What is Data Science
Data Science is an interdisciplinary field about processes and systems to extract knowledge or insights from large volumes of data in various forms, either structured or unstructured which is a continuation of some of the data analysis fields such as statistics, data mining and predictive analytics, as well as Knowledge Discovery in Databases (KDD).
Data science employs techniques and theories drawn from many fields within the broad areas of:
pattern recognition and learning,
computer programming, and
Methods that scale to Big Data are of particular interest in data science, although the discipline is not generally considered to be restricted to such big data. The development of machine learning has enhanced the growth and importance of data science. At BIO Time Series we are appling data science approaches such as machine learning to create a predictive model that can learn based on current and past personalized biomarker time series, known disease data, and contextual factors, such as date, time, diet, medication etc.

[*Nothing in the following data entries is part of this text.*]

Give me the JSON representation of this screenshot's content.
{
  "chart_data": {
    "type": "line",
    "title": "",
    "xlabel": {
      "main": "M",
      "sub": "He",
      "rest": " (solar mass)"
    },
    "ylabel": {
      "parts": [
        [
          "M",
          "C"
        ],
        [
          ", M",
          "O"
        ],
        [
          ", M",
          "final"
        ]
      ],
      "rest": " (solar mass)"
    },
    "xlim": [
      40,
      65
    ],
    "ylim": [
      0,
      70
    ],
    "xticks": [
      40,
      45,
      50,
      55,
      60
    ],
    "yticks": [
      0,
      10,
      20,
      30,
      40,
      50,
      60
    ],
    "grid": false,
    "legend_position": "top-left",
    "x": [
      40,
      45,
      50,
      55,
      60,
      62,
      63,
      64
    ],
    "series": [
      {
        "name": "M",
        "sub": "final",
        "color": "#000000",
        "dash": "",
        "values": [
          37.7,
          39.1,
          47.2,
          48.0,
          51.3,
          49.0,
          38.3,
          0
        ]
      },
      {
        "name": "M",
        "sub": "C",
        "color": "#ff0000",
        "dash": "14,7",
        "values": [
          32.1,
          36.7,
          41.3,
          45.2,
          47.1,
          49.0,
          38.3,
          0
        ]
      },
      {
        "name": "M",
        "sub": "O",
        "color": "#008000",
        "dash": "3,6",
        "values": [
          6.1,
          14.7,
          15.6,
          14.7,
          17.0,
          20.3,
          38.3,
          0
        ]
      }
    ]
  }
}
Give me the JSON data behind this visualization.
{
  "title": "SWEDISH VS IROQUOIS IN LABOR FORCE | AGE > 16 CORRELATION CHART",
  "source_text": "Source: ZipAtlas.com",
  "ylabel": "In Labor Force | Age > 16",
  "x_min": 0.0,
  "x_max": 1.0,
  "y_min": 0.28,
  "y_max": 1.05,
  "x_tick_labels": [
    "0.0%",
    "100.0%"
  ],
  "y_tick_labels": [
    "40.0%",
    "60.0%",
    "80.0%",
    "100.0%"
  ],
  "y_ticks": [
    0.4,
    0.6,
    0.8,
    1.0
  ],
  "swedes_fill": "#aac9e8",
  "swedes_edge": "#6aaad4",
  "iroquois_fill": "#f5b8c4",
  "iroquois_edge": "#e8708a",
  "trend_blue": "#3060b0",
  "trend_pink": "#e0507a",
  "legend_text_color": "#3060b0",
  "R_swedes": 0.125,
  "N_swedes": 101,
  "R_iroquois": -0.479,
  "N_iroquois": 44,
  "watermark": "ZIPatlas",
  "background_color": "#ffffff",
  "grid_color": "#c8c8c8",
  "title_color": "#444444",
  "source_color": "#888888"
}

A future disease or health behavior can be output by the BIO time series based model using the personal biomedical baseline for a given biomarker or a panel of biomarkers and existing contextual factors for the individual.
Data science utilizes data preparation, statistics, predictive modeling and machine learning to investigate problems in various domains such as agriculture, marketing optimization, fraud detection, risk management, marketing analytics, public policy, and more recently in health. It emphasizes the use of general methods such as machine learning that apply without changes to multiple domains. This approach differs from traditional statistics with its emphasis on domain-specific knowledge and solutions. (The rationale is that developing tailored solutions does not scale.)
Data scientists use their data and analytical ability to find and interpret rich data sources; manage large amounts of data despite hardware, software, and bandwidth constraints; merge data sources; ensure consistency of datasets; create visualizations to aid in understanding data; build mathematical models using the data; and present and communicate the data insights/findings. They are often expected to produce answers in days rather than months, work by exploratory analysis and rapid iteration, and to get/present results with dashboards (displays of current values) rather than papers/reports, as statisticians normally do.